This is a short film that my friends and I made in high school. It was our first real production. Looking back it is very cheesy and over the top, but we had allot of fun making it and did a great job given are level of experience.
The film is based on the true story of the infamous hijacking of Northwest Orient Flight 305 on November 24, 1971 by "D.B. Cooper." Cooper boarded the flight from Portland, Oregon to Seattle on Thanksgiving carrying a bomb in a briefcase. He demanded four parachutes and $200,000 in 20 dollar bills.
After his demands were met, he released the passengers and one of the flight attendants and ordered the crew to fly the plane to Mexico City. After sending the remaining flight attendant to the cockpit, he took his bomb and his money, and used one set of parachutes to jump out the rear air stairs of the plane, somewhere over Southwest Washington state.
The serial numbers of his money was recorded, but has never appeared in circulation. In 1980 an 8 year old boy found approximately $5,000 of the ransom money on the shores of the Columbia River.
Dan Cooper was never seen or heard from again. His real name and identify have never been discovered. His crime, codenamed "Norjak," has never been solved.
What editing system did you use back then. This is PICTURE PERFECT quality, like an 80's film! What grade did you get?
Ay2har 7 months ago
@Ay2har We rough cut the movie with Casablanca system. It was an early NLE system that was kind of a low-cost, set top box affair.
If memory serves it couldn't bring in all the footage at full resolution so we sort of did a "conform" using a Panasonic SVHS deck to deck system. Transitions were done with a Videonics MX-1 switcher, titles with the TitleMaker 2000. I think we brought the cheesy royalty free music in via a CD player hooked into a little 8 pod Shure mixer.
matthewpfingsten 4 months ago
How and when did you film this???? Cause I fing it very hard to understand how the hell you were able to film in an airport thise day in age?
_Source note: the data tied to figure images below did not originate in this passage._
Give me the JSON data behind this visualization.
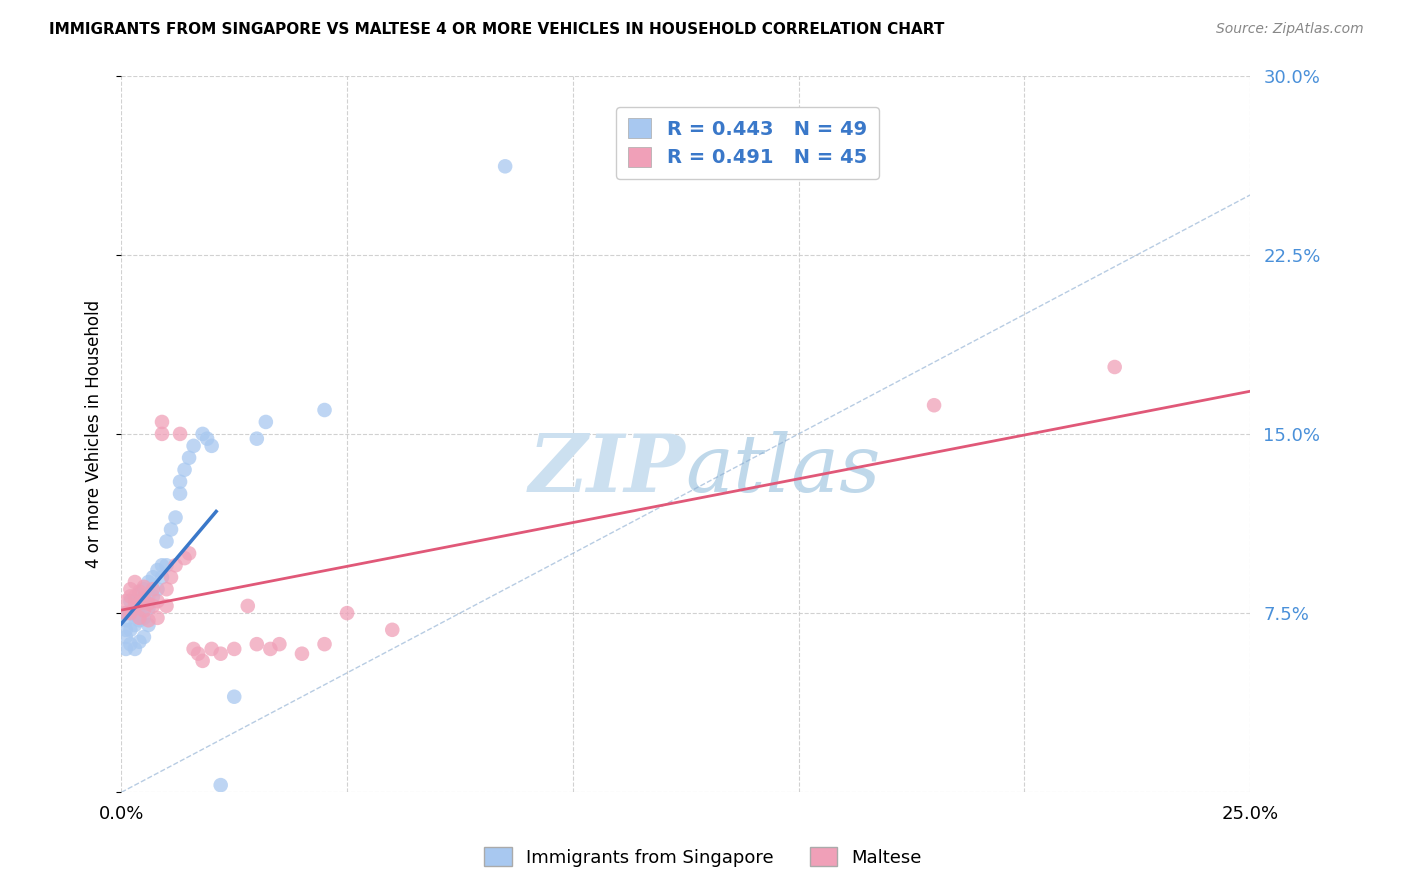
{
  "title": "IMMIGRANTS FROM SINGAPORE VS MALTESE 4 OR MORE VEHICLES IN HOUSEHOLD CORRELATION CHART",
  "source": "Source: ZipAtlas.com",
  "ylabel": "4 or more Vehicles in Household",
  "xlim": [
    0.0,
    0.25
  ],
  "ylim": [
    0.0,
    0.3
  ],
  "legend_labels": [
    "Immigrants from Singapore",
    "Maltese"
  ],
  "R_singapore": 0.443,
  "N_singapore": 49,
  "R_maltese": 0.491,
  "N_maltese": 45,
  "color_singapore": "#a8c8f0",
  "color_maltese": "#f0a0b8",
  "line_color_singapore": "#3a78c9",
  "line_color_maltese": "#e05878",
  "watermark_zip_color": "#c8dff0",
  "watermark_atlas_color": "#b0cce0",
  "sg_x": [
    0.001,
    0.001,
    0.001,
    0.001,
    0.001,
    0.002,
    0.002,
    0.002,
    0.002,
    0.003,
    0.003,
    0.003,
    0.003,
    0.004,
    0.004,
    0.004,
    0.004,
    0.005,
    0.005,
    0.005,
    0.005,
    0.006,
    0.006,
    0.006,
    0.006,
    0.007,
    0.007,
    0.008,
    0.008,
    0.009,
    0.009,
    0.01,
    0.01,
    0.011,
    0.012,
    0.013,
    0.013,
    0.014,
    0.015,
    0.016,
    0.018,
    0.019,
    0.02,
    0.022,
    0.025,
    0.03,
    0.032,
    0.045,
    0.085
  ],
  "sg_y": [
    0.06,
    0.065,
    0.068,
    0.072,
    0.075,
    0.062,
    0.068,
    0.075,
    0.08,
    0.06,
    0.07,
    0.075,
    0.08,
    0.063,
    0.072,
    0.078,
    0.083,
    0.065,
    0.073,
    0.079,
    0.085,
    0.07,
    0.077,
    0.082,
    0.088,
    0.082,
    0.09,
    0.085,
    0.093,
    0.09,
    0.095,
    0.095,
    0.105,
    0.11,
    0.115,
    0.125,
    0.13,
    0.135,
    0.14,
    0.145,
    0.15,
    0.148,
    0.145,
    0.003,
    0.04,
    0.148,
    0.155,
    0.16,
    0.262
  ],
  "mt_x": [
    0.001,
    0.001,
    0.002,
    0.002,
    0.002,
    0.003,
    0.003,
    0.003,
    0.004,
    0.004,
    0.004,
    0.005,
    0.005,
    0.005,
    0.006,
    0.006,
    0.007,
    0.007,
    0.008,
    0.008,
    0.009,
    0.009,
    0.01,
    0.01,
    0.011,
    0.012,
    0.013,
    0.014,
    0.015,
    0.016,
    0.017,
    0.018,
    0.02,
    0.022,
    0.025,
    0.028,
    0.03,
    0.033,
    0.035,
    0.04,
    0.045,
    0.05,
    0.06,
    0.18,
    0.22
  ],
  "mt_y": [
    0.075,
    0.08,
    0.075,
    0.082,
    0.085,
    0.078,
    0.082,
    0.088,
    0.073,
    0.079,
    0.084,
    0.076,
    0.081,
    0.086,
    0.072,
    0.079,
    0.078,
    0.085,
    0.073,
    0.08,
    0.15,
    0.155,
    0.078,
    0.085,
    0.09,
    0.095,
    0.15,
    0.098,
    0.1,
    0.06,
    0.058,
    0.055,
    0.06,
    0.058,
    0.06,
    0.078,
    0.062,
    0.06,
    0.062,
    0.058,
    0.062,
    0.075,
    0.068,
    0.162,
    0.178
  ]
}
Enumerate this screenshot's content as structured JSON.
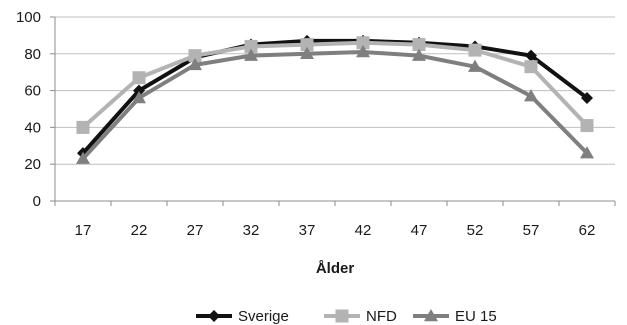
{
  "chart_data": {
    "type": "line",
    "title": "",
    "xlabel": "Ålder",
    "ylabel": "",
    "x": [
      17,
      22,
      27,
      32,
      37,
      42,
      47,
      52,
      57,
      62
    ],
    "ylim": [
      0,
      100
    ],
    "yticks": [
      0,
      20,
      40,
      60,
      80,
      100
    ],
    "grid": "horizontal",
    "legend_position": "bottom",
    "series": [
      {
        "name": "Sverige",
        "color": "#111111",
        "marker": "diamond",
        "values": [
          26,
          60,
          78,
          85,
          87,
          87,
          86,
          84,
          79,
          56
        ]
      },
      {
        "name": "NFD",
        "color": "#b3b3b3",
        "marker": "square",
        "values": [
          40,
          67,
          79,
          84,
          85,
          86,
          85,
          82,
          73,
          41
        ]
      },
      {
        "name": "EU 15",
        "color": "#7f7f7f",
        "marker": "triangle",
        "values": [
          23,
          56,
          74,
          79,
          80,
          81,
          79,
          73,
          57,
          26
        ]
      }
    ]
  }
}
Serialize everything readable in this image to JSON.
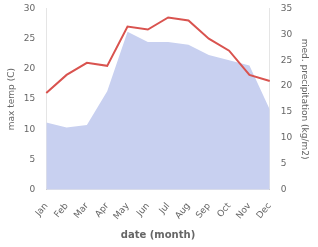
{
  "chart_data": {
    "type": "line",
    "xlabel": "date (month)",
    "ylabel": "max temp (C)",
    "y2label": "med. precipitation (kg/m2)",
    "categories": [
      "Jan",
      "Feb",
      "Mar",
      "Apr",
      "May",
      "Jun",
      "Jul",
      "Aug",
      "Sep",
      "Oct",
      "Nov",
      "Dec"
    ],
    "series": [
      {
        "type": "area",
        "color": "#c8d0f0",
        "axis": "y2",
        "values": [
          13.0,
          12.0,
          12.5,
          19.0,
          30.5,
          28.5,
          28.5,
          28.0,
          26.0,
          25.0,
          24.0,
          15.5
        ]
      },
      {
        "type": "line",
        "color": "#d9534f",
        "values": [
          16.0,
          19.0,
          21.0,
          20.5,
          27.0,
          26.5,
          28.5,
          28.0,
          25.0,
          23.0,
          19.0,
          18.0
        ]
      }
    ],
    "ylim": [
      0,
      30
    ],
    "yticks": [
      0,
      5,
      10,
      15,
      20,
      25,
      30
    ],
    "y2lim": [
      0,
      35
    ],
    "y2ticks": [
      0,
      5,
      10,
      15,
      20,
      25,
      30,
      35
    ],
    "grid": false
  }
}
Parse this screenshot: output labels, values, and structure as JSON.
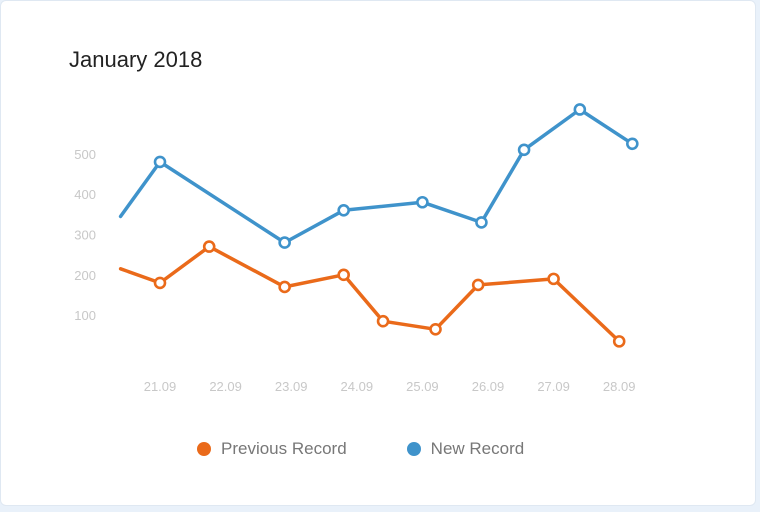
{
  "card": {
    "title": "January 2018"
  },
  "colors": {
    "previous": "#ea6a1a",
    "new": "#3f93cb",
    "tick": "#c8c8c8",
    "legend_text": "#777777"
  },
  "chart_data": {
    "type": "line",
    "title": "January 2018",
    "xlabel": "",
    "ylabel": "",
    "categories": [
      "21.09",
      "22.09",
      "23.09",
      "24.09",
      "25.09",
      "26.09",
      "27.09",
      "28.09"
    ],
    "y_ticks": [
      100,
      200,
      300,
      400,
      500
    ],
    "ylim": [
      0,
      600
    ],
    "grid": false,
    "legend_position": "bottom",
    "series": [
      {
        "name": "Previous Record",
        "color": "#ea6a1a",
        "points": [
          {
            "x": 20.4,
            "y": 215,
            "marker": false
          },
          {
            "x": 21.0,
            "y": 180,
            "marker": true
          },
          {
            "x": 21.75,
            "y": 270,
            "marker": true
          },
          {
            "x": 22.9,
            "y": 170,
            "marker": true
          },
          {
            "x": 23.8,
            "y": 200,
            "marker": true
          },
          {
            "x": 24.4,
            "y": 85,
            "marker": true
          },
          {
            "x": 25.2,
            "y": 65,
            "marker": true
          },
          {
            "x": 25.85,
            "y": 175,
            "marker": true
          },
          {
            "x": 27.0,
            "y": 190,
            "marker": true
          },
          {
            "x": 28.0,
            "y": 35,
            "marker": true
          }
        ]
      },
      {
        "name": "New Record",
        "color": "#3f93cb",
        "points": [
          {
            "x": 20.4,
            "y": 345,
            "marker": false
          },
          {
            "x": 21.0,
            "y": 480,
            "marker": true
          },
          {
            "x": 22.9,
            "y": 280,
            "marker": true
          },
          {
            "x": 23.8,
            "y": 360,
            "marker": true
          },
          {
            "x": 25.0,
            "y": 380,
            "marker": true
          },
          {
            "x": 25.9,
            "y": 330,
            "marker": true
          },
          {
            "x": 26.55,
            "y": 510,
            "marker": true
          },
          {
            "x": 27.4,
            "y": 610,
            "marker": true
          },
          {
            "x": 28.2,
            "y": 525,
            "marker": true
          }
        ]
      }
    ]
  },
  "legend": {
    "items": [
      {
        "label": "Previous Record",
        "color": "#ea6a1a"
      },
      {
        "label": "New Record",
        "color": "#3f93cb"
      }
    ]
  }
}
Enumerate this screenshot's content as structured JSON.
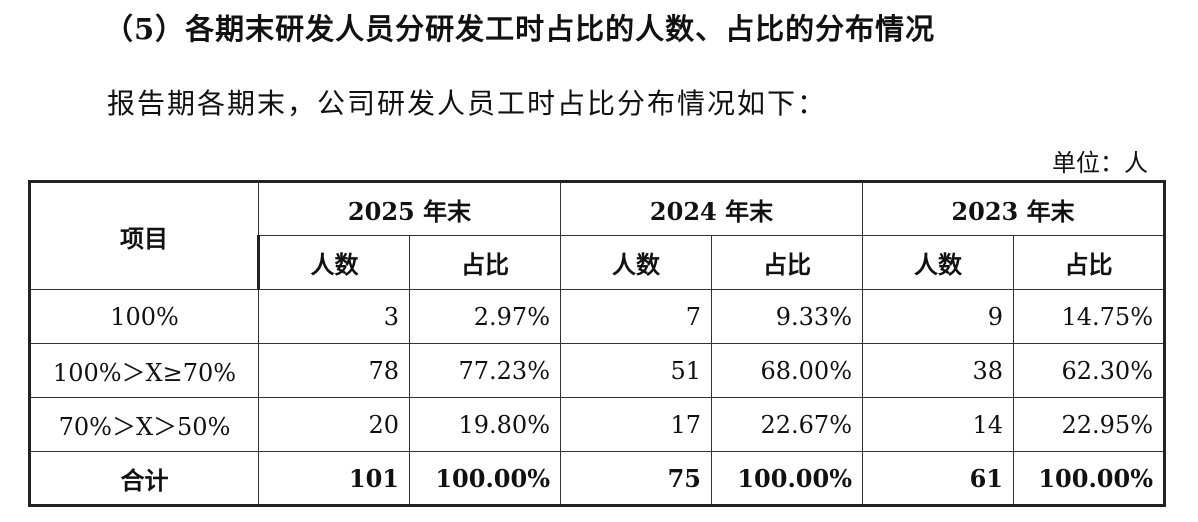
{
  "heading": "（5）各期末研发人员分研发工时占比的人数、占比的分布情况",
  "intro": "报告期各期末，公司研发人员工时占比分布情况如下：",
  "unit": "单位：人",
  "table": {
    "item_header": "项目",
    "periods": [
      "2025 年末",
      "2024 年末",
      "2023 年末"
    ],
    "sub_headers": {
      "count": "人数",
      "ratio": "占比"
    },
    "rows": [
      {
        "label": "100%",
        "values": [
          "3",
          "2.97%",
          "7",
          "9.33%",
          "9",
          "14.75%"
        ]
      },
      {
        "label": "100%＞X≥70%",
        "values": [
          "78",
          "77.23%",
          "51",
          "68.00%",
          "38",
          "62.30%"
        ]
      },
      {
        "label": "70%＞X＞50%",
        "values": [
          "20",
          "19.80%",
          "17",
          "22.67%",
          "14",
          "22.95%"
        ]
      }
    ],
    "total": {
      "label": "合计",
      "values": [
        "101",
        "100.00%",
        "75",
        "100.00%",
        "61",
        "100.00%"
      ]
    }
  }
}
VonSchrader8842 1 year ago
@VonSchrader8842 We shot it in the fall of 1998. The stuff in the terminal was no big deal as we just had a Hi8 handycam and one actor, and it was a weekday. The stuff on the tarmac we called and got permission and were escorted around by airport employees.
The airplane interior was not in a decommissioned 727 that was owned by a man named Bruce Campbell (not the actor) who was converting it into his house.